Jacobson projected the number of endowed chairs would grow from 46 to 82 by 2008, but reported Monday that VUMC has 124 endowed chairs for 2007.
Jacobson's address was structured around the five elevate pillars — People, Service, Quality, Growth and Finance. Each pillar has yearly and long-term goals attached to it.
In People, VUMC is working to continue to improve its results in the Community Survey.
“We are striving to be one of Fortune Magazine's Top 100 Places to Work and we would be the first academic medical center to reach that goal,” Jacobson said.
“We already believe that we are one of the best places to work — I hear that, I see that, our community survey supports that — but we are really not in that top echelon … the Fortune 100 average scores for the survey are at 84 percentile and we scored a 76 percentile.
“We have learned a lot from our surveys over the last eight or so years. We have learned that there are areas we need to work on … we have learned that our physicians here sometimes feel that they do not have enough influence over key decisions.”
Other areas of focus include cross-unit collaboration, pay and success sharing and staffing as it relates to national benchmarking the category.
Also mentioned were ways to strengthen department communications, the practice of transparent budgeting and leader communication.
Key strengths from the 2006 Community Survey, Physician Survey and Fortune Survey include VUMC's commitment to mission, meaning of the work, quality of care, team performance, and the category of “People we report to.”

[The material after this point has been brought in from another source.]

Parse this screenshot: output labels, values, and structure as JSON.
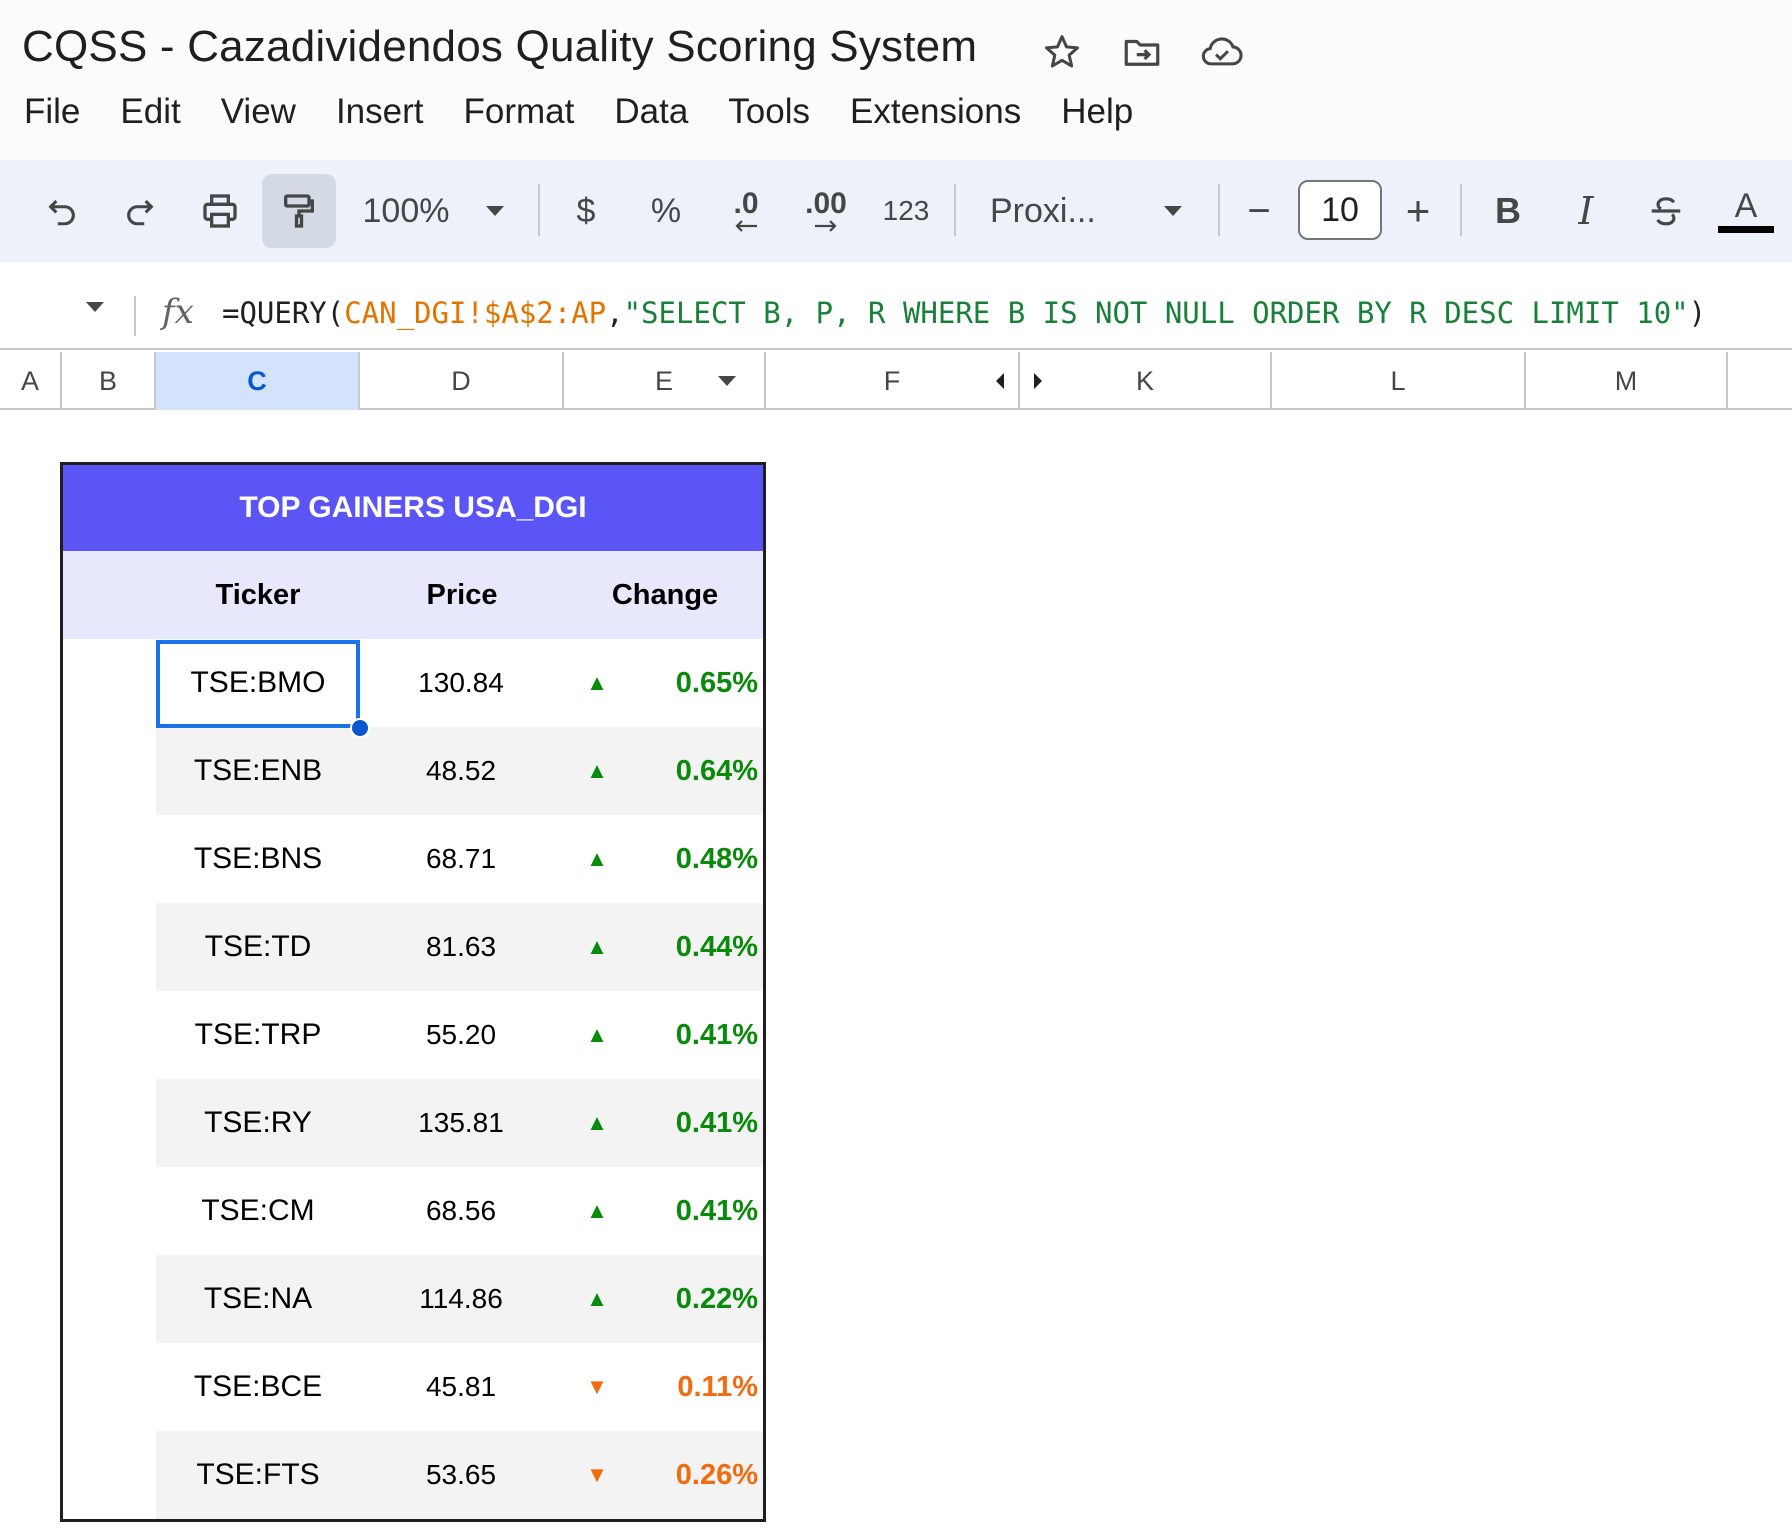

The 2007 Community Survey is slated for March 19-30, and Jacobson has set a goal of 90 percent participation for VUMC personnel.
From a finance perspective, VUMC has immediate goals to increase net revenue at hospitals and clinics by 5.9 percent or more and by 6.1 percent or more for the Vanderbilt Medical Group.
Uncompensated care increased by 23 percent in fiscal year 2007 — from $97.4 million to $119.9 million.
Additionally, the number of self-pay patients were up 30 percent over fiscal year 2006 and 168 percent over fiscal year 2005.
The uncompensated care rate is up to 7.6 percent as compared to 4.6 percent in fiscal year 2005.
Jacobson said solutions include increased payment rates for adults and children, new funding for Level I Trauma Centers and federal approval of a $131 million Disproportionate Share Pool for Tennessee that needs to grow to $400 million by 2010.
He criticized the nation’s health care system as being “inefficient,” at times unsafe, mediocre, and slow to adopt new science or respond to challenges and threats.
The future will undoubtedly present some tough medical education challenges, Jacobson said, as the demand for doctors exceeds the supply pipeline and the ratio of future earnings to cost of education declines.